# Jobs - Unemployment Creeps Up to 8.3%



## PrepperRecon.com (Aug 1, 2012)

Today's jobs report from the BLS or the LBS as I like to call it (Lots of Bull Stuff) showed we added .1% to unemployment from June. 8.3% is a steady move up from 8.1% in April. When you look around, you may think it seems much worse than 8.3%. You are right, 8.3% is the U3 number which does not include people who have quite looking for jobs or those who are working part time because they can't find full time jobs. That jobs number is called U6 and is now at 15% which is up from 14.5% or a full half of a percent since April. using the U3 jobs numbers instead of the U6 jobs numbers is lying at worse and sugar coating at beast. The purpose is to make you feel better so you will keep consuming. If the BLS reports the real numbers, you will think there is an economic crisis coming and quite spending. As our economy is 70% consumer spending, everything falls apart when people get scared and quite spending. In fact the only thing holding our financial house of cards together is consumer confidence. When that goes, everything goes.

So what is the answer? Should they report the real numbers and cause a panic? If they did, the crash would come sooner. The sooner it comes, the sooner we can start to rebuild. The longer we wait, the larger the debt grows, the less our money is worth and the more severe the crash will be. For the people who can see it coming, the delay buys us precious time to build up our defenses in the way of cash, in case of a depression, precious metals, in case of hyperinflation, and food stock piles in case of what ever. Do what you can, when you can to be prepared.:suppliesonforklift:

Here is the link to the BLS unemployment page.


----------



## Cygnus (May 27, 2012)

What are going to rebuild with is my greater concern.
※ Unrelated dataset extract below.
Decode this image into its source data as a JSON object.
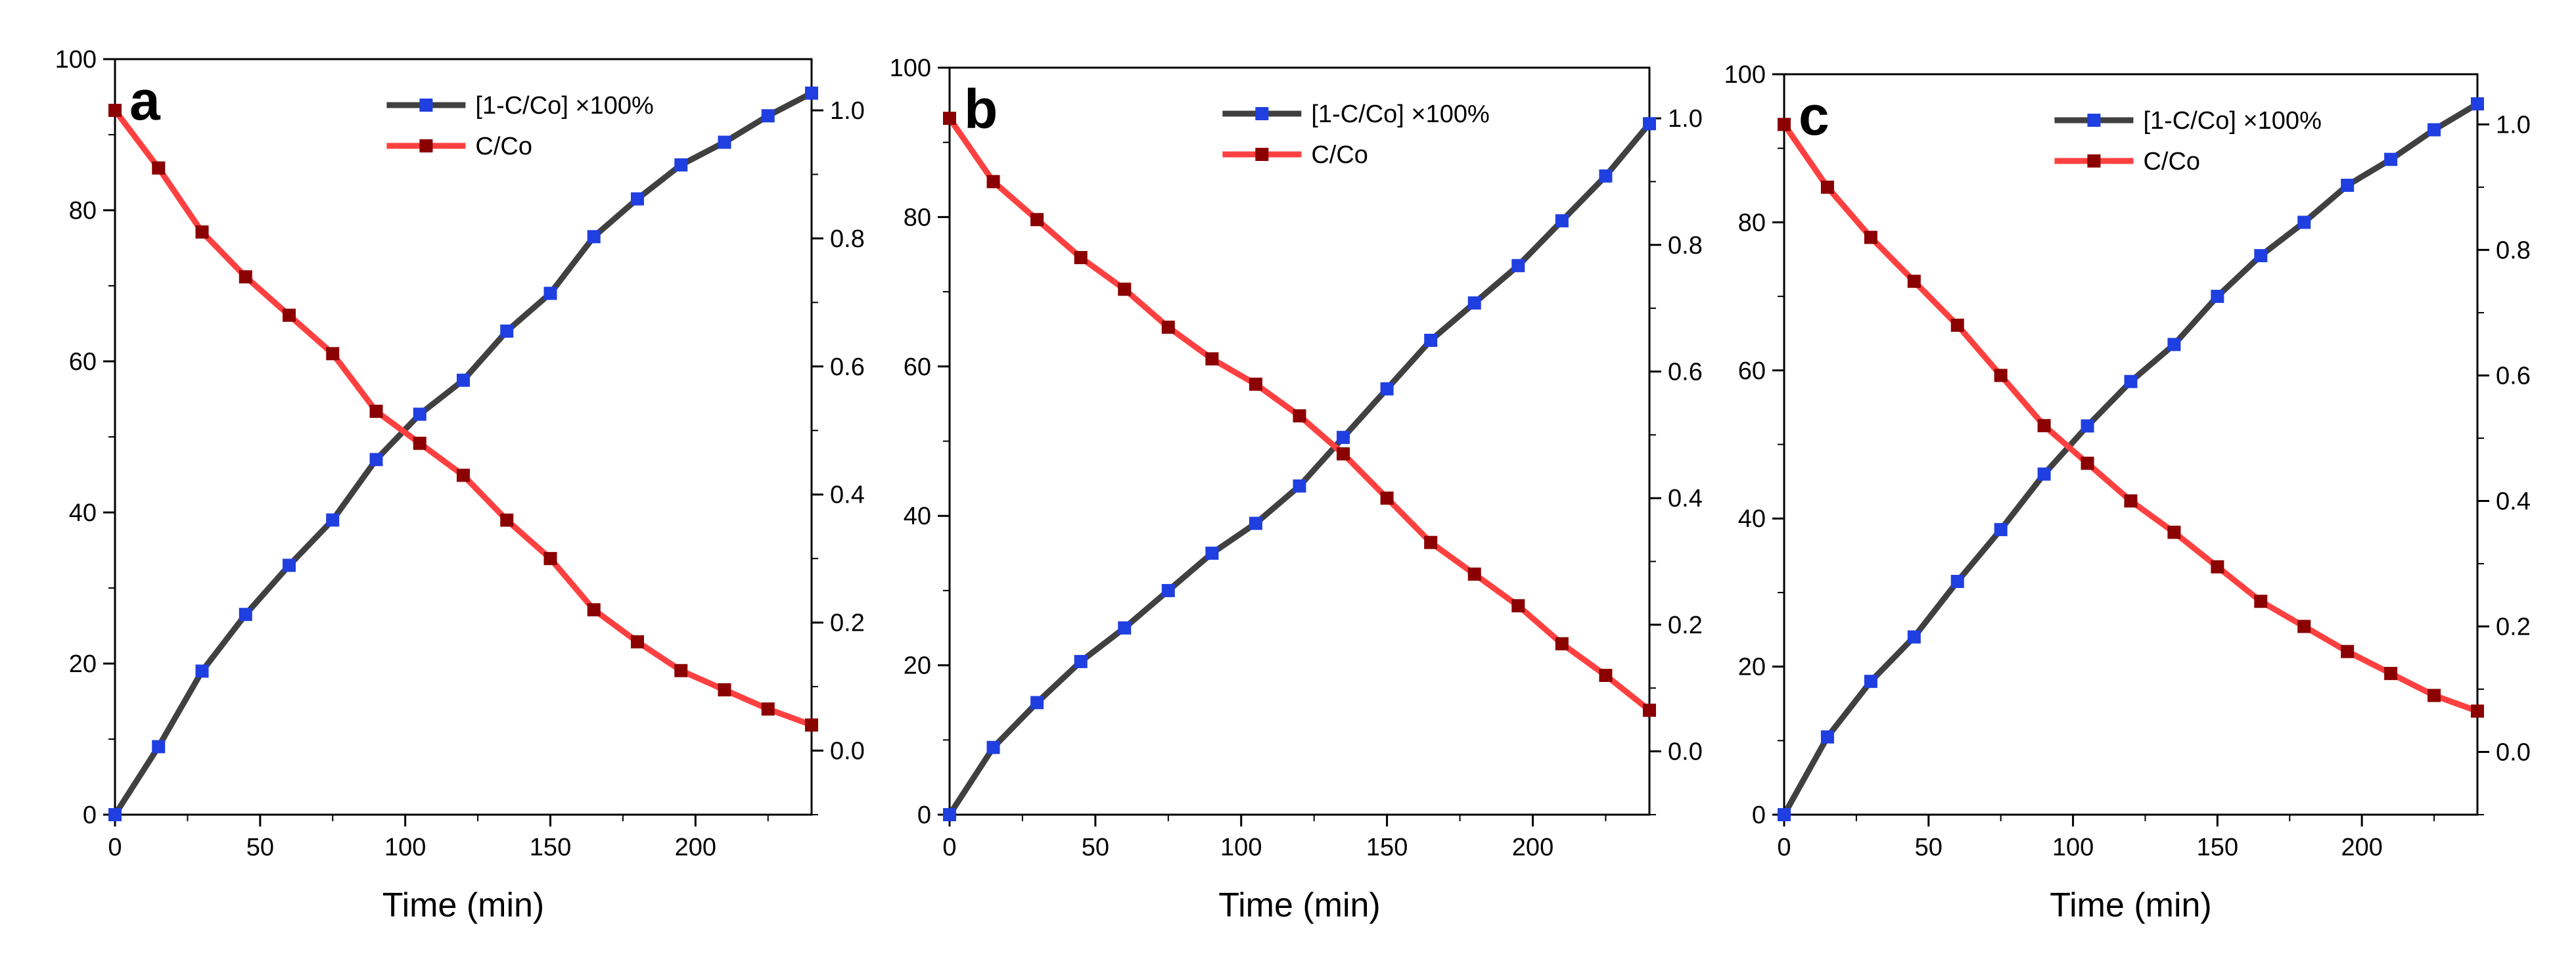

Do we actually bring back MFG to the USA? I mean we have outsourced so much production that we are causing our own demise.


----------



## PrepperRecon.com (Aug 1, 2012)

That's true, we no longer have the necessary infrastructure for MFG. It followed the jobs. The high school drop out rate is near 25% so I doubt we will be innovative leaders. Jim Rogers says farmers will be the ones driving Ferraris in 20 years. Maybe we can still be agricultural producers.


----------